Investors with an interest in Schools stocks have likely encountered both Career Education (CECO - Free Report) and Afya (AFYA - Free Report) . But which of these two stocks presents investors with the better value opportunity right now? Let's take a closer look.
There are plenty of strategies for discovering value stocks, but we have found that pairing a strong Zacks Rank with an impressive grade in the Value category of our Style Scores system produces the best returns. The Zacks Rank favors stocks with strong earnings estimate revision trends, and our Style Scores highlight companies with specific traits.
Right now, Career Education is sporting a Zacks Rank of #1 (Strong Buy), while Afya has a Zacks Rank of #3 (Hold). This means that CECO's earnings estimate revision activity has been more impressive, so investors should feel comfortable with its improving analyst outlook. But this is just one piece of the puzzle for value investors.
Value investors also try to analyze a wide range of traditional figures and metrics to help determine whether a company is undervalued at its current share price levels.

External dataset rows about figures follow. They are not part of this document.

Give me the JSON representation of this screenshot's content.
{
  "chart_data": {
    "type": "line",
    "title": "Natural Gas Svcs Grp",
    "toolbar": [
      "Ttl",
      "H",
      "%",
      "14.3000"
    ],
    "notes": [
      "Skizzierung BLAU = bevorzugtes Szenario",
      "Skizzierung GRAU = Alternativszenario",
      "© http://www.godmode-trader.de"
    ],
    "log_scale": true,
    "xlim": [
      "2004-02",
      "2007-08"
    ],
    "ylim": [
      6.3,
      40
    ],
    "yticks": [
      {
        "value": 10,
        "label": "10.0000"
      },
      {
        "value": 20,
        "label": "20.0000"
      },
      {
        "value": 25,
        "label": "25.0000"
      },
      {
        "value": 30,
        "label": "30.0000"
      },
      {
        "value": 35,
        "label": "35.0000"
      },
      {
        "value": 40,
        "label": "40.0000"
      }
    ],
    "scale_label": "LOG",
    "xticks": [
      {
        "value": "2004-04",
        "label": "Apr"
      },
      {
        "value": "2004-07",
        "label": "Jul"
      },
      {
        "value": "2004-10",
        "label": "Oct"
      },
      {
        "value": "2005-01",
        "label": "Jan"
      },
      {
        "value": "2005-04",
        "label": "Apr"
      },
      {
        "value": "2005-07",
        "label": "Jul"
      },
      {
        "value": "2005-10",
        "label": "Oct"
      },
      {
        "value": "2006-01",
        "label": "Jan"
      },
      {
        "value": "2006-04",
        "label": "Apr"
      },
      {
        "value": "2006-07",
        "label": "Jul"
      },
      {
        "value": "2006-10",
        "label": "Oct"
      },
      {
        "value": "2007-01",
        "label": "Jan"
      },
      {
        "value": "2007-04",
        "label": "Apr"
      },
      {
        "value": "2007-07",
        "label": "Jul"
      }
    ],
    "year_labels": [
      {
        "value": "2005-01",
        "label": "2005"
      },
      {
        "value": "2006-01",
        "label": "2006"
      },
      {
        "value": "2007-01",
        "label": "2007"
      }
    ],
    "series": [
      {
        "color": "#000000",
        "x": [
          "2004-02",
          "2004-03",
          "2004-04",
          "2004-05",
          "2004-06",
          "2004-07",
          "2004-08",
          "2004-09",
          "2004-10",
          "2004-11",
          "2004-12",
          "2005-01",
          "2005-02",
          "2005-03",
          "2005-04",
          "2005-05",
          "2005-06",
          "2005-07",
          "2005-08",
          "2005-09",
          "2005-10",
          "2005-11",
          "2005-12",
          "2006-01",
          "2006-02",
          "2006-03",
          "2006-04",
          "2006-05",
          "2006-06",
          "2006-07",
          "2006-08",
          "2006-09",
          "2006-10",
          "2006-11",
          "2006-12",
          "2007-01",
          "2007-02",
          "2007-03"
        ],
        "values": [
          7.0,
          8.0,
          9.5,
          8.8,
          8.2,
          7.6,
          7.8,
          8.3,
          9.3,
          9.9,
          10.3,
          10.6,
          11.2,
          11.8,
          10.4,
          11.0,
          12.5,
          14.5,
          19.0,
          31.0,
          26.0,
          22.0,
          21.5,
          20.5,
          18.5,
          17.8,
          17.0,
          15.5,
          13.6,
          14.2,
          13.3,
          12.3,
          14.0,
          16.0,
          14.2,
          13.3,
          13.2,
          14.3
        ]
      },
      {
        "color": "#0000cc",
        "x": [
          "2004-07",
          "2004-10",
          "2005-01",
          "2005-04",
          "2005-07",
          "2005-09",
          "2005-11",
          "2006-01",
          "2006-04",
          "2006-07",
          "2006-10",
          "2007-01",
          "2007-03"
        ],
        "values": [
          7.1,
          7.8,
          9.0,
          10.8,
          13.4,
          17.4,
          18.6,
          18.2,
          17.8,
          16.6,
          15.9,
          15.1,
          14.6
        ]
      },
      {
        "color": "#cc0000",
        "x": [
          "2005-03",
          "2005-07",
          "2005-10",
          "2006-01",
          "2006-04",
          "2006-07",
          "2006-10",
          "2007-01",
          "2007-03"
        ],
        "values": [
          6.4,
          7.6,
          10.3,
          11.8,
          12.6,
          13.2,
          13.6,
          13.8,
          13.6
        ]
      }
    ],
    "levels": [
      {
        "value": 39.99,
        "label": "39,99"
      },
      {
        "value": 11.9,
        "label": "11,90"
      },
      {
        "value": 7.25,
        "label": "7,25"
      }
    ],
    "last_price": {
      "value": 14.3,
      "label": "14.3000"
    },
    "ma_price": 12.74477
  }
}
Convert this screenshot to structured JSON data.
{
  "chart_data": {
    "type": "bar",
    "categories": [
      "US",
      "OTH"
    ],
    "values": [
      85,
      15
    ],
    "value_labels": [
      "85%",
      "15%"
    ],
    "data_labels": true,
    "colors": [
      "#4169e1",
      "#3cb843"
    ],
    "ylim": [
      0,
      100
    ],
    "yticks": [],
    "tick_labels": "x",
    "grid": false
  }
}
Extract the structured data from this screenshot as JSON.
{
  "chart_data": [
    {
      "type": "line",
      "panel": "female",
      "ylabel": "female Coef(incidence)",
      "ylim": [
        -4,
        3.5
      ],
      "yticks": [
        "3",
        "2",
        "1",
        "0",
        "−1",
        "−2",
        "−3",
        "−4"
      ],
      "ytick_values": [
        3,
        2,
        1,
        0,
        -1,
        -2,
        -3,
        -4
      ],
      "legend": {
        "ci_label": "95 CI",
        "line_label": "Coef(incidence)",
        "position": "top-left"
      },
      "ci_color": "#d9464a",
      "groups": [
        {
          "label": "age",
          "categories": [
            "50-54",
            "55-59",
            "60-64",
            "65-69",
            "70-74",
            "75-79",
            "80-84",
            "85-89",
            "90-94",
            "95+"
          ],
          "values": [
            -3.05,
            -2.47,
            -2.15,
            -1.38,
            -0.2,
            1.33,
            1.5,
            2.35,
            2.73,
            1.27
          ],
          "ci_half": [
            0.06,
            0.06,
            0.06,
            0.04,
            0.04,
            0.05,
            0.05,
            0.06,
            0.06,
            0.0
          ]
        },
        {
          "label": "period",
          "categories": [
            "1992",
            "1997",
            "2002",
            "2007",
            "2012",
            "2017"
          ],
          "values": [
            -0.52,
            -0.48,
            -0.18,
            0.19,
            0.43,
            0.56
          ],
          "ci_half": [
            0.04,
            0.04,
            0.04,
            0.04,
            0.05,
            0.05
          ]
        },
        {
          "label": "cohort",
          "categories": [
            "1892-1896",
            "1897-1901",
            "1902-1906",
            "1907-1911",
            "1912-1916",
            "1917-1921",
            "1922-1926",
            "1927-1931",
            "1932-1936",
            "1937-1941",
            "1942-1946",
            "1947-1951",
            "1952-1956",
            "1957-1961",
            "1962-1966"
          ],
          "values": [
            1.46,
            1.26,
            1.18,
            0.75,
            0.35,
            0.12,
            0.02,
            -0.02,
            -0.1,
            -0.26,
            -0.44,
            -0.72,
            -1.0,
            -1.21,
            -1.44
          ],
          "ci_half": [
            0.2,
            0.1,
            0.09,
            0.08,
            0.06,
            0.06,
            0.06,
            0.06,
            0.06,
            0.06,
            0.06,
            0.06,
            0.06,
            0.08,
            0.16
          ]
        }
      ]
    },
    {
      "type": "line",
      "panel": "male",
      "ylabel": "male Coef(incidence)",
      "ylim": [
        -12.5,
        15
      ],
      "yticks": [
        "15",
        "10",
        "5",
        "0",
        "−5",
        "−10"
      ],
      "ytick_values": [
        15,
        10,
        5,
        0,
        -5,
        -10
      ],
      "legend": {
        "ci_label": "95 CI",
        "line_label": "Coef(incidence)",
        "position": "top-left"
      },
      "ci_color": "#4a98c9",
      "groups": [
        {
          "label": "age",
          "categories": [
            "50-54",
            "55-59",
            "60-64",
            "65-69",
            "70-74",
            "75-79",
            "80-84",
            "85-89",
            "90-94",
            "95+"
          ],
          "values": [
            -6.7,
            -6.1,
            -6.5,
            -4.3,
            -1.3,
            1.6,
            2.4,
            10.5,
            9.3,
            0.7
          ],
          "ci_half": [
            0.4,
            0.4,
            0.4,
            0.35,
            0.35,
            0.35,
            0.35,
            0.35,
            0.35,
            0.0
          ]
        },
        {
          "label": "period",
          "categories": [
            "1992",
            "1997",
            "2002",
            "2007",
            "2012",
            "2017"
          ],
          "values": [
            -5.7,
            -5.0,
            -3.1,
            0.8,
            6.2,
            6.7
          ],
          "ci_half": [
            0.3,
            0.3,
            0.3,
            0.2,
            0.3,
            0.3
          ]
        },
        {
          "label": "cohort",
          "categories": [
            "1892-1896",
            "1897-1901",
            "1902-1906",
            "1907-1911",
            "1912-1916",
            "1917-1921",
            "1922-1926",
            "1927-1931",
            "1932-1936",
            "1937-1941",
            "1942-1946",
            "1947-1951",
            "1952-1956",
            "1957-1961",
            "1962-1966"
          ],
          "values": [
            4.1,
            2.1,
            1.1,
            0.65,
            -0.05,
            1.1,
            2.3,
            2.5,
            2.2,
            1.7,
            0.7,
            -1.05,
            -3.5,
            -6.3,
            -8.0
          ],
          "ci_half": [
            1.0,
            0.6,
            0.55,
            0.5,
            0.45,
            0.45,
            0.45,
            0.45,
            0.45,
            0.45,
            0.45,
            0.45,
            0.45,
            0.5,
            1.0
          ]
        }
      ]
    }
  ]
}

Our Value category highlights undervalued companies by looking at a variety of key metrics, including the popular P/E ratio, as well as the P/S ratio, earnings yield, cash flow per share, and a variety of other fundamentals that have been used by value investors for years.
CECO currently has a forward P/E ratio of 11.99, while AFYA has a forward P/E of 48.40. We also note that CECO has a PEG ratio of 0.80. This figure is similar to the commonly-used P/E ratio, with the PEG ratio also factoring in a company's expected earnings growth rate. AFYA currently has a PEG ratio of 1.03.
Another notable valuation metric for CECO is its P/B ratio of 2.84. The P/B ratio pits a stock's market value against its book value, which is defined as total assets minus total liabilities. For comparison, AFYA has a P/B of 8.86.
Based on these metrics and many more, CECO holds a Value grade of B, while AFYA has a Value grade of D.
CECO is currently sporting an improving earnings outlook, which makes it stick out in our Zacks Rank model. And, based on the above valuation metrics, we feel that CECO is likely the superior value option right now.